In vivokinetics of human apolipoprotein A-I variants in rabbits

Abstract

Background Genetic variants of human apolipoprotein (apo) A‐I, the major protein component of high‐density lipoprotein (HDL), with a single amino acid substitution have been reported, and some of these result in very low plasma HDL‐cholesterol (C) levels. Examining the kinetics of radiolabelled apolipoprotein is a straightforward technique for determining its metabolism in vivo. In this study, we investigated the in vivo kinetics of several human apo A‐I variants, which we had identified previously, in rabbits. Materials and methods Apo A‐I variants from heterozygous carriers of Lys‐107→0, Lys‐107→Met, Pro‐3→Arg, Pro‐4→Arg, Pro‐165→Arg and Glu‐198→Lys and the corresponding normal apo A‐I were purified and then radioiodinated with ¹³¹I and ¹²⁵I. A kinetic study of apo A‐I variants was performed in normolipidaemic rabbits after simultaneous injection of the two isotopes that had been incorporated into HDL. The fractional catabolic rate (FCR) was calculated from the radioactive decay curve. Results Acidic mature (negatively charged) apo A‐I variants caused by a single amino acid substitution (Lys‐107→0, and Lys‐107→Met) were catabolized faster (FCR, 1.931 ± 0.539 per day vs. 1.636 ± 0.460 per day, P ≤ 0.01 using the Wilcoxon signed‐rank test) and basic mature (positively charged) apo A‐I variants (Pro‐3→Arg, Pro‐4→Arg, Pro‐165→Arg and Glu‐198→Lys) were catabolized more slowly (FCR 1.470 ± 0.380 per day vs. 1.654 ± 0.430 per day, P ≤ 0.01) than the corresponding normal mature apo A‐I in vivo in rabbits.
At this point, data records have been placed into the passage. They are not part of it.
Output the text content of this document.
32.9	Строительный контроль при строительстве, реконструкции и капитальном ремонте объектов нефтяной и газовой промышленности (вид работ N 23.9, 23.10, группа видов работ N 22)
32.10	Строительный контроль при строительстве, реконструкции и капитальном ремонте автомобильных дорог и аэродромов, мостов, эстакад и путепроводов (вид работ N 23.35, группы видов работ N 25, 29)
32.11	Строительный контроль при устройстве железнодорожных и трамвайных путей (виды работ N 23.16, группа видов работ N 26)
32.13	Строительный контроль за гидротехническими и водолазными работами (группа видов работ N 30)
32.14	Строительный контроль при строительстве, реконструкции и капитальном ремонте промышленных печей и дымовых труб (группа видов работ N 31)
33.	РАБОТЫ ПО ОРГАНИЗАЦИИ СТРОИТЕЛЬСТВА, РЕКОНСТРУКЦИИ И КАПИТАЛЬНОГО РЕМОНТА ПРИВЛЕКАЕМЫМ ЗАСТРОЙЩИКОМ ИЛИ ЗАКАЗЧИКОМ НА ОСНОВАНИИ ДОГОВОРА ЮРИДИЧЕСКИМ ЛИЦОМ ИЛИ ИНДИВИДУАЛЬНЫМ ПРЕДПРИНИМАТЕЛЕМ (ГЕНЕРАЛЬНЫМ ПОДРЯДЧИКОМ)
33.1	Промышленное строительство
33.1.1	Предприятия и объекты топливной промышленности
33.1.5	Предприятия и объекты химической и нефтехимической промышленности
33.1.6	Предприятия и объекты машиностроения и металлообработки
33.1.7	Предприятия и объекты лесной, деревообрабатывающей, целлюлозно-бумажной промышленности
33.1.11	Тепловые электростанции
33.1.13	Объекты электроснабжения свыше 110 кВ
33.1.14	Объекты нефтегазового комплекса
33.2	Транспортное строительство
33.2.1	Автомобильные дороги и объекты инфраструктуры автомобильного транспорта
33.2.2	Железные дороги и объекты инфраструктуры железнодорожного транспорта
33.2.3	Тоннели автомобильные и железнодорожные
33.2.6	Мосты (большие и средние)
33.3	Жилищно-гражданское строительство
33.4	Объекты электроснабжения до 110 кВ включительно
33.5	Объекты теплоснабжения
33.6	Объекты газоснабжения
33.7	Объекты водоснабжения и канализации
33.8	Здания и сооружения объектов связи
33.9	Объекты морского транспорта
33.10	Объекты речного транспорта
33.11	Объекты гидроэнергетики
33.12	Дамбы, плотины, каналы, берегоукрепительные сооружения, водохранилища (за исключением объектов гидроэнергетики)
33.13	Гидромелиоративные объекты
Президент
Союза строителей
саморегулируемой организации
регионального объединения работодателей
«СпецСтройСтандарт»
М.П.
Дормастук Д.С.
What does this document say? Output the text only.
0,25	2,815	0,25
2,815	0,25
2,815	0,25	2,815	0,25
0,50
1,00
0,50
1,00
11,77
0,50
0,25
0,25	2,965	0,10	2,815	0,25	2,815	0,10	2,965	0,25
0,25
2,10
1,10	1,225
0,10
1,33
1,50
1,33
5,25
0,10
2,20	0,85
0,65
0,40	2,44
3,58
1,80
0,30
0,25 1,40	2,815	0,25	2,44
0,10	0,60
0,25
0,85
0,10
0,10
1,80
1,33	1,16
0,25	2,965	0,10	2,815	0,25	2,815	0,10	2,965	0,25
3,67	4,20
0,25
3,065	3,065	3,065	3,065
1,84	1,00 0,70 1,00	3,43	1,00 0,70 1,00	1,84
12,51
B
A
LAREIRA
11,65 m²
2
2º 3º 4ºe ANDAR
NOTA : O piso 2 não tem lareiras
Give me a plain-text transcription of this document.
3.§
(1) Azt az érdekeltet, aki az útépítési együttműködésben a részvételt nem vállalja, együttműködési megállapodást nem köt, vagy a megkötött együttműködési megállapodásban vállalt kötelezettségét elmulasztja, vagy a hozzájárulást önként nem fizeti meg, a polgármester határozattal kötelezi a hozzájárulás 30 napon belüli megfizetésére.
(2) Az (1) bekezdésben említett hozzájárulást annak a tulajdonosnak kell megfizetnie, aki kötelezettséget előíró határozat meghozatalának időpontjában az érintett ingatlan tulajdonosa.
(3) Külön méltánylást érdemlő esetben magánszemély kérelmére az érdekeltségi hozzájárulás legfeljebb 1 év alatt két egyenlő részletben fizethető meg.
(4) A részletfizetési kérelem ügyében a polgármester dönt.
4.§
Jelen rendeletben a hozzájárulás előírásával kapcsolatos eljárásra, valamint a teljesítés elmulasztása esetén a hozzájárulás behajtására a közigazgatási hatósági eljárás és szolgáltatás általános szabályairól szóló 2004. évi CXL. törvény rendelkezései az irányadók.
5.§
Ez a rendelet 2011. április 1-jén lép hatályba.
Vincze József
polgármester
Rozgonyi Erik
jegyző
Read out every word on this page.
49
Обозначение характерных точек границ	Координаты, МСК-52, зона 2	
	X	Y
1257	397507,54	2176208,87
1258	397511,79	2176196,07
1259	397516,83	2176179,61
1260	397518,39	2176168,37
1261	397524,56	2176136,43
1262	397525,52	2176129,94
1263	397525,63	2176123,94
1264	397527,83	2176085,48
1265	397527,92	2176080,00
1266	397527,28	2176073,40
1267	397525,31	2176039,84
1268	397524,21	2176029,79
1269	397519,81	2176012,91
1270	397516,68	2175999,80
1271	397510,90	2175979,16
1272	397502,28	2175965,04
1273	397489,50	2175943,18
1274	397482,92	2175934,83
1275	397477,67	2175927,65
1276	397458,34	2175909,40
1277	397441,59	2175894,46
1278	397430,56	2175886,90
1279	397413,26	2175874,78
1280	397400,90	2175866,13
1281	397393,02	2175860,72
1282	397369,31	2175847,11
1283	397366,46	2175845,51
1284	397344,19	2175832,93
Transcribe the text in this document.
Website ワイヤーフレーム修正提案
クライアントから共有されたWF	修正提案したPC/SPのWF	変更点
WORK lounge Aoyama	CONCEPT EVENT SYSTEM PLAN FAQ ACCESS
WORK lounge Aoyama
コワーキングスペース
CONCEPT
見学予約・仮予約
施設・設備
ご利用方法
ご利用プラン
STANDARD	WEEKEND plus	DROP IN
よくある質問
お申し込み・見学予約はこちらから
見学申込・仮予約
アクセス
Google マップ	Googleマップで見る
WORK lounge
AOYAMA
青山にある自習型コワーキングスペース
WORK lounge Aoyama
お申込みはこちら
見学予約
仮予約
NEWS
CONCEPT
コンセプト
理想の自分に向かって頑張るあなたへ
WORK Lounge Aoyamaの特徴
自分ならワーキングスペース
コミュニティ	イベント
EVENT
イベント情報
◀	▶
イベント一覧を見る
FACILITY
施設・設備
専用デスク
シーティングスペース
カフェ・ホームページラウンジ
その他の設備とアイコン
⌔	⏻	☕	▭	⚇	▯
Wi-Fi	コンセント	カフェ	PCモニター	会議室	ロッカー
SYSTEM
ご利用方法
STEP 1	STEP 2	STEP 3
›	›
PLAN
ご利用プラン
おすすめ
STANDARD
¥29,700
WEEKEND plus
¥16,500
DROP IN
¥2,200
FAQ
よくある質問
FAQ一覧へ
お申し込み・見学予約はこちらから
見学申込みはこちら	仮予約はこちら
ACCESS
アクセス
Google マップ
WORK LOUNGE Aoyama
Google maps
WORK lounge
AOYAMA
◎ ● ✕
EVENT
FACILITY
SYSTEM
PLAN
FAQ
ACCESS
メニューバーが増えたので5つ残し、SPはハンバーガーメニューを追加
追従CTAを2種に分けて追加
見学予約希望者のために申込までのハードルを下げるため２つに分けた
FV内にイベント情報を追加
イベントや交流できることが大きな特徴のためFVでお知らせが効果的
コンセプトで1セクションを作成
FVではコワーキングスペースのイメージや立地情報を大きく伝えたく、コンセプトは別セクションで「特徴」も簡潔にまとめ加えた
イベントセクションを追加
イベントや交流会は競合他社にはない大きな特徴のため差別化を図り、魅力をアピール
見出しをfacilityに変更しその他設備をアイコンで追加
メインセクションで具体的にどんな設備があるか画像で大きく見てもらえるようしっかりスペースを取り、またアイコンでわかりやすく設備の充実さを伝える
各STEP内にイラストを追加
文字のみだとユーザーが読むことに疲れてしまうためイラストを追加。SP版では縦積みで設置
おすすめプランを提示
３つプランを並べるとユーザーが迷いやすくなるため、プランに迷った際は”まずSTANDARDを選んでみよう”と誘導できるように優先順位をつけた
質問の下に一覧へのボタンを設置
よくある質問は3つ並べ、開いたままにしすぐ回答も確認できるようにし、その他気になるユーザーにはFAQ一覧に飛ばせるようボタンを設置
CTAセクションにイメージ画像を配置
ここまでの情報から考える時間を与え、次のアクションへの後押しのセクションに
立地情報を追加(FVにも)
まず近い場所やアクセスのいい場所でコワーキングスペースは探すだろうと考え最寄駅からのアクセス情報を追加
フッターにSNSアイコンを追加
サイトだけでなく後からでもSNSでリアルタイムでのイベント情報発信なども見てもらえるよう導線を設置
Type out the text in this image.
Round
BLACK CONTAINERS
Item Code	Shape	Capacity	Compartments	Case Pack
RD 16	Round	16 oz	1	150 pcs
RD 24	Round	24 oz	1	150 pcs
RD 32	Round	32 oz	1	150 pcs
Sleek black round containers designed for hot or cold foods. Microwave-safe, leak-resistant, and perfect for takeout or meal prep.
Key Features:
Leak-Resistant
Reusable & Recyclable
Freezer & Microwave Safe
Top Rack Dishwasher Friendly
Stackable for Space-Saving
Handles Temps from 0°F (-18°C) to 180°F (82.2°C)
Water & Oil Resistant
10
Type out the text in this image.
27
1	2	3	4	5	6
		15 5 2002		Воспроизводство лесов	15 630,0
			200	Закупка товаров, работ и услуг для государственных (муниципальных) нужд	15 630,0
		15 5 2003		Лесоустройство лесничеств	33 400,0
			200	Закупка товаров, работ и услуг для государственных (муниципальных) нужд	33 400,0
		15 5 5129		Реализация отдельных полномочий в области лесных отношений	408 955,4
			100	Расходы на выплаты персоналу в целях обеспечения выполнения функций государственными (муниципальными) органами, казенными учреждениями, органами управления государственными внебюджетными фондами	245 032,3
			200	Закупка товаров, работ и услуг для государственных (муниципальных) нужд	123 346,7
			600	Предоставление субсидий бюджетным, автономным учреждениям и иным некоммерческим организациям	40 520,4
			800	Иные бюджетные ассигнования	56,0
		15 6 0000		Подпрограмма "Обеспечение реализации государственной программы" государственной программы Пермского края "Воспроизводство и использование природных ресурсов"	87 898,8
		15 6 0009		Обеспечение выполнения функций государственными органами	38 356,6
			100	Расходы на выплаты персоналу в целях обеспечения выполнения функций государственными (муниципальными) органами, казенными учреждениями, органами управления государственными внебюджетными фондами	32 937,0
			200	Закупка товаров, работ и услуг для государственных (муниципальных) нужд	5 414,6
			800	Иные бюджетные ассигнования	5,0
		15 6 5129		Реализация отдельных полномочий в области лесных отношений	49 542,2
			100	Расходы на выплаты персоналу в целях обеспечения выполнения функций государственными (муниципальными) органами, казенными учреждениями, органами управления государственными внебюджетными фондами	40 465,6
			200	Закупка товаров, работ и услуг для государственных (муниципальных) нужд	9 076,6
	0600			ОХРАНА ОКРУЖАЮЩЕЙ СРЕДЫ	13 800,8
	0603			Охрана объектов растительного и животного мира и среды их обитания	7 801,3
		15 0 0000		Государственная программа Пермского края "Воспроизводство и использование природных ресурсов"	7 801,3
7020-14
In addition, an inverse linear relationship was observed between the deviation in the FCR of variant human apo A‐I from that of normal human apo A‐I and the number of electric charges that the apo A‐I variant carried (r = –0.90, k = –0.188, P = 0.0003), as assessed by a linear regression analysis, suggesting that the electric charge of apo A‐I variants may determine, at least in part, its in vivo kinetics in rabbits. Conclusions Genetic variants of apo A‐I with a single amino acid substitution show abnormal kinetics, and the electric charge of a apo A‐I variant could contribute to determining its kinetics in vivo in this xenologous model.